しかし、オランダで生産されていた種の販売が2010年に終了してしまったことが課題となっていた。アスパラガスは定期的に株を更新する必要があるが、種がなければできない。町内のアスパラガスの栽培面積は減り、「ラスノーブル」生産は窮地に立たされていた。
そこで着目したのが、苗の細胞を培養し、増殖する技術だ。町とJAは20年に苗の復活プロジェクトを発足。ワサビ苗の培養技術を持つ食品メーカーと連携し、苗を生産することに成功した。

21年からはクラウドファンディングを募り、より安定生産するための技術確立や、農地で実際に栽培する実証を実施。今年5月には実証で植えた苗から初めて収穫できた。
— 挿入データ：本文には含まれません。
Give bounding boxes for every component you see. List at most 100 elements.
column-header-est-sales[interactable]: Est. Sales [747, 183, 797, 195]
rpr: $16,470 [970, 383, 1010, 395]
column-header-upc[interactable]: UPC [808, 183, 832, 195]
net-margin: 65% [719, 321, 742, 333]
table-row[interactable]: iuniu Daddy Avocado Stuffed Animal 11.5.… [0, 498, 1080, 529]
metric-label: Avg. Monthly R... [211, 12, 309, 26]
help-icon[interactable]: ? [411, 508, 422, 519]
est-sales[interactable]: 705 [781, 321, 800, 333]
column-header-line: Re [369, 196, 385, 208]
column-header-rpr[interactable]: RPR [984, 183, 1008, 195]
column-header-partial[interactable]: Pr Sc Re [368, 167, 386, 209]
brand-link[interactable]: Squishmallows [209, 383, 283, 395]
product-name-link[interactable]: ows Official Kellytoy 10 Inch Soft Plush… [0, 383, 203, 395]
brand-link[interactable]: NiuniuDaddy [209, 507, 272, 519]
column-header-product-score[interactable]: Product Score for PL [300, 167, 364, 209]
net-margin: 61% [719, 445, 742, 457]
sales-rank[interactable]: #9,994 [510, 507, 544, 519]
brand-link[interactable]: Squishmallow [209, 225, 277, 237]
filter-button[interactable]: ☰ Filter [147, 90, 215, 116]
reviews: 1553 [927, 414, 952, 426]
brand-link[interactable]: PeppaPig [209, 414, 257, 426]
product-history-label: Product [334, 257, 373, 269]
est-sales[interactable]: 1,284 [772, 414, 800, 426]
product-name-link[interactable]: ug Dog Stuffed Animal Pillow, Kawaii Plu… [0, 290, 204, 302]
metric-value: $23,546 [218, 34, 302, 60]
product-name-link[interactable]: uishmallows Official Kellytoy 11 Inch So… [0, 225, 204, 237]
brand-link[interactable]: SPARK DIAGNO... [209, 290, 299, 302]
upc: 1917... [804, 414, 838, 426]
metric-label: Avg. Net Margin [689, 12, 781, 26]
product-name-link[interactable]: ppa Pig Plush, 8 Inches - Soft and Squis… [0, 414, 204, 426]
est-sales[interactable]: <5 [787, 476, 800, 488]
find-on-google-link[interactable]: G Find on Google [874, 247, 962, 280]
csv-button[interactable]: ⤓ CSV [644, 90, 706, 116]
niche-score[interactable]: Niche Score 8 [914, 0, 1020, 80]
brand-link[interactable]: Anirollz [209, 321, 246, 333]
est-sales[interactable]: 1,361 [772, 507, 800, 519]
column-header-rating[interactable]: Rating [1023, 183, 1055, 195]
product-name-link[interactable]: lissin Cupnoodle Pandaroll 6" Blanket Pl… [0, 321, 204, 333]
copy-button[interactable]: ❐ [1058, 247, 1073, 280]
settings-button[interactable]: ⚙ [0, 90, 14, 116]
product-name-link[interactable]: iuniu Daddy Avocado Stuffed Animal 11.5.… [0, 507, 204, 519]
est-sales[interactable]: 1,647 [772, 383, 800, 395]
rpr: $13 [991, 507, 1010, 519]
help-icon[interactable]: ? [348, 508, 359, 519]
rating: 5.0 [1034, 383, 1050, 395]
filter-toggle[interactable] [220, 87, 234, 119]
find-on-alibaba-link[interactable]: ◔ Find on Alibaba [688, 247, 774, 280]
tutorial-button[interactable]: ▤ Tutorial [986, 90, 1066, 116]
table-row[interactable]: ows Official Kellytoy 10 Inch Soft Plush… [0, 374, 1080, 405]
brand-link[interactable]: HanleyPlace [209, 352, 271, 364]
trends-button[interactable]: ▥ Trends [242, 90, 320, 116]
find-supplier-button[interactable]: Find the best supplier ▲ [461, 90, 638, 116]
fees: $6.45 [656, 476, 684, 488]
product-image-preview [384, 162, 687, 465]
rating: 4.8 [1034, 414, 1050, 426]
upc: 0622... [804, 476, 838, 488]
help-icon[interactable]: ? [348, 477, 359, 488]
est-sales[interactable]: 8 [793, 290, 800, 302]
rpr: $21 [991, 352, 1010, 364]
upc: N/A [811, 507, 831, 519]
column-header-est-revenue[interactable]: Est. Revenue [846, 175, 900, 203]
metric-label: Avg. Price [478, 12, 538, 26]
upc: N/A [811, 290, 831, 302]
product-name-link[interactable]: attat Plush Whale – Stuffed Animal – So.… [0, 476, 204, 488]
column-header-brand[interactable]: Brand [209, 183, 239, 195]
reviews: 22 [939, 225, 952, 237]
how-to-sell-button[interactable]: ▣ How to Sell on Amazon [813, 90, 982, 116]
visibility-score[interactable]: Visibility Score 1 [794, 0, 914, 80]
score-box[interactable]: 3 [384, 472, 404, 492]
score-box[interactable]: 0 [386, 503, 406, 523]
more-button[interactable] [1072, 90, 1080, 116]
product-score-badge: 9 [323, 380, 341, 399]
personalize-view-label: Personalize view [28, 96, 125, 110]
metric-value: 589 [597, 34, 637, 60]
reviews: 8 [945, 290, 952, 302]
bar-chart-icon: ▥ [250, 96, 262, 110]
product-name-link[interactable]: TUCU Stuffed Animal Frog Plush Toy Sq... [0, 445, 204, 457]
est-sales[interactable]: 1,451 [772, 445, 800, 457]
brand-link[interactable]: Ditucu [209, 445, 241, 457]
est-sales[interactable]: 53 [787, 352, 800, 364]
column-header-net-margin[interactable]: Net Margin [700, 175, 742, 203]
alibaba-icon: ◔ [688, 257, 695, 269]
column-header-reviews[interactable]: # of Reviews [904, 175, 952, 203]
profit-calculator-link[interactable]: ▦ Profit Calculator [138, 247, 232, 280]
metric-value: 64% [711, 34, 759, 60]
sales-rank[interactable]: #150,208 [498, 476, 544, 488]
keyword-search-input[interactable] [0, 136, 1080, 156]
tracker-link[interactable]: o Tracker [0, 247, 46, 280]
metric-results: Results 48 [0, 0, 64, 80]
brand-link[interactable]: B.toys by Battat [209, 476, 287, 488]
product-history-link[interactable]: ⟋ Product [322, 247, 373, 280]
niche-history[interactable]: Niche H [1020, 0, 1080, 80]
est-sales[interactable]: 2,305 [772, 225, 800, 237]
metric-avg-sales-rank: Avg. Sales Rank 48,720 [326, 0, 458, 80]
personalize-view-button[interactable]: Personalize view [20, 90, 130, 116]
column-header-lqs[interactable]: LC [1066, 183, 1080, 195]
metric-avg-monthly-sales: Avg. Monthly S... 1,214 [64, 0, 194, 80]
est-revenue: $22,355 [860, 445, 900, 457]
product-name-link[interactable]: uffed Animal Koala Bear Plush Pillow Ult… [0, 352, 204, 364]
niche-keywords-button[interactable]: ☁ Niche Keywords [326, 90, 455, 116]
現在実証中だが、プロジェクトでは、生産した苗を25年から生産者向けに供給できるよう目指している。
新しい苗を待ち望んでいる生産者からは期待の声が上がる。アスパラガス4ヘクタールを栽培する、白金アスパラガス生産部会部会長の沢尻朋希さん(51)は「さまざまなメディアでも取り上げてもらい、徐々に知名度も上がってきているラスノーブルが今後も消費者に届られるようになってほしい」と話す。
JAは「町内全体でのアスパラガスの生産は減少傾向にあり、ラスノーブルの復活を皮切りに、今後のアスパラガス生産全体の一層の振興につながることを期待している」(販売部青果課)と強調する。
再興に向けたPRも本格化してきた。町やJA、農業関係組織などでつくる協議会は「ラスノーブル」のキャラクターを作成し、今年5月に「ビアラ」と命名。地域内外でのさまざまな宣伝などに活用する予定だ。